By JOE COCHRANE - APRIL 28, 2015
JAKARTA, Indonesia — Defying international condemnation and rejecting
11th-hour pleas for clemency, the Indonesian government executed eight drug
convicts after midnight on Wednesday, including seven foreigners.
But the execution of a ninth convict, scheduled to happen at the same time,
was unexpectedly postponed at nearly the last minute, according to the
Indonesian attorney general’s office.
The executed prisoners, from Australia, Brazil
and Nigeria, along with one Indonesian, were shot by police firing squads at
about 12:25 a.m. local time at a site outside the gates of Pasir Putih prison
on the island of Nusa Kambangan off the southern coast of Java, according to
the attorney general’s office.
The authorities granted the stay of execution to Mary Jane Veloso, 30, a
Philippine citizen, after the Philippine government requested her assistance in
a human trafficking case involving a woman who surrendered to the Philippine
police on Tuesday.
“An alleged perpetrator of human trafficking gave herself up, and Mary
Jane’s testimony is needed,” Tony Spontana, a spokesman for the Indonesian
attorney general, wrote in a text message shortly after the executions were
carried out. “Eight people were executed, but not Mary Jane,” he wrote.

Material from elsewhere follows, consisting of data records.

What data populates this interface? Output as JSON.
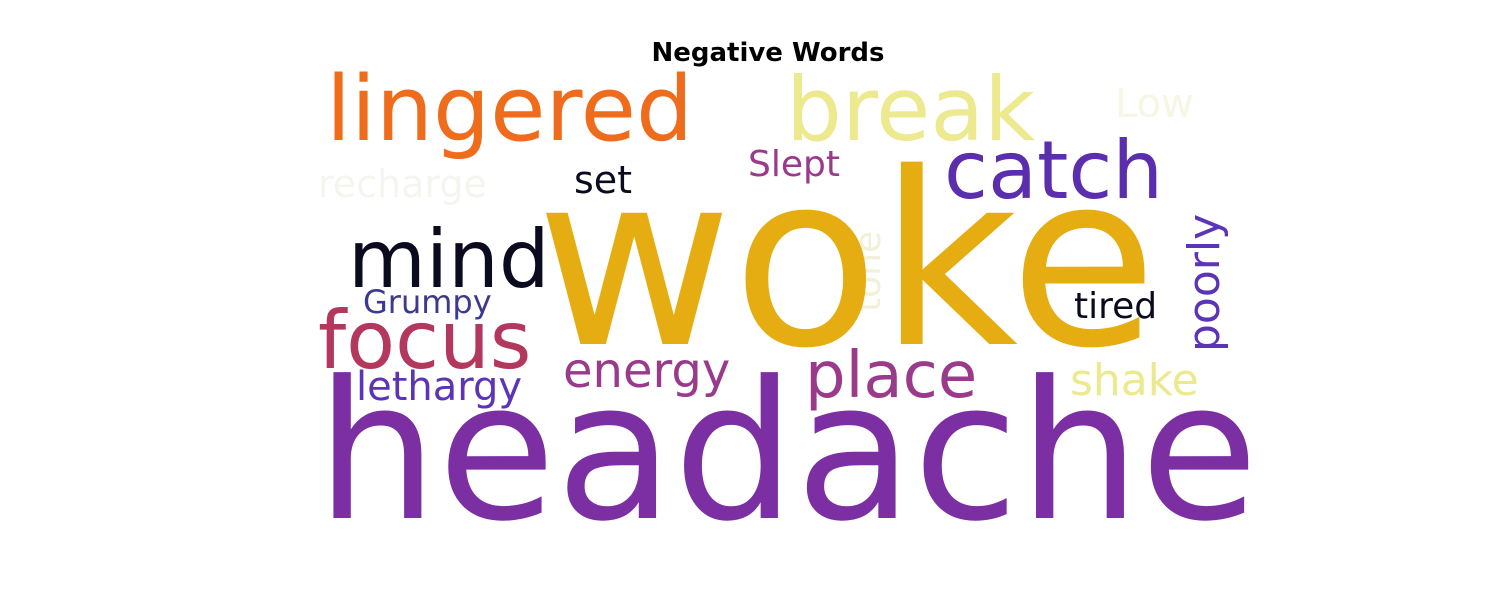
{
  "title": "Negative Words",
  "words": [
    {
      "key": "woke",
      "text": "woke",
      "color": "#e6ad12"
    },
    {
      "key": "headache",
      "text": "headache",
      "color": "#7b2fa2"
    },
    {
      "key": "lingered",
      "text": "lingered",
      "color": "#ef6c1c"
    },
    {
      "key": "break",
      "text": "break",
      "color": "#ece98e"
    },
    {
      "key": "catch",
      "text": "catch",
      "color": "#5b2eae"
    },
    {
      "key": "mind",
      "text": "mind",
      "color": "#0b0b1f"
    },
    {
      "key": "focus",
      "text": "focus",
      "color": "#b3385e"
    },
    {
      "key": "place",
      "text": "place",
      "color": "#9a3a8a"
    },
    {
      "key": "energy",
      "text": "energy",
      "color": "#9a3a8a"
    },
    {
      "key": "lethargy",
      "text": "lethargy",
      "color": "#5b34b8"
    },
    {
      "key": "shake",
      "text": "shake",
      "color": "#ece98e"
    },
    {
      "key": "grumpy",
      "text": "Grumpy",
      "color": "#3c3a8e"
    },
    {
      "key": "slept",
      "text": "Slept",
      "color": "#9a3a8a"
    },
    {
      "key": "set",
      "text": "set",
      "color": "#0b0b1f"
    },
    {
      "key": "recharge",
      "text": "recharge",
      "color": "#f5f5f0"
    },
    {
      "key": "low",
      "text": "Low",
      "color": "#f7f6e4"
    },
    {
      "key": "tone",
      "text": "tone",
      "color": "#f3f0d8"
    },
    {
      "key": "poorly",
      "text": "poorly",
      "color": "#5b34b8"
    },
    {
      "key": "tired",
      "text": "tired",
      "color": "#0b0b1f"
    }
  ]
}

Ms. Veloso’s family maintains that she was duped by a drug syndicate into
flying to Indonesia in 2010 with more than 5 pounds of heroin hidden in a
suitcase. President Benigno Aquino III of the Philippines had repeatedly
appealed for her to be spared. The woman who surrendered to the Philippine
police on Tuesday was identified as one of those who recruited Ms. Veloso.
Relatives and friends of the condemned paid them final visits on Tuesday, but
were not allowed by the Indonesian authorities to witness the executions.
Shortly after midnight Tuesday, mourners in the port town of Cilacap, which
is the access point to the prison island, held a candlelight vigil for the
condemned prisoners that was televised.
The mass execution was the second in Indonesia this year. In January, five
foreign drug convicts and one Indonesian convicted of murder were shot by
firing squads on the island.
On Saturday, the attorney general’s office gave 72 hours’ notice to the
latest group of condemned prisoners, their legal teams and their respective
embassies that the executions would be carried out.
On Monday, an Australian prisoner, Andrew Chan, married his Indonesian
fiancée in a small wedding ceremony at the prison.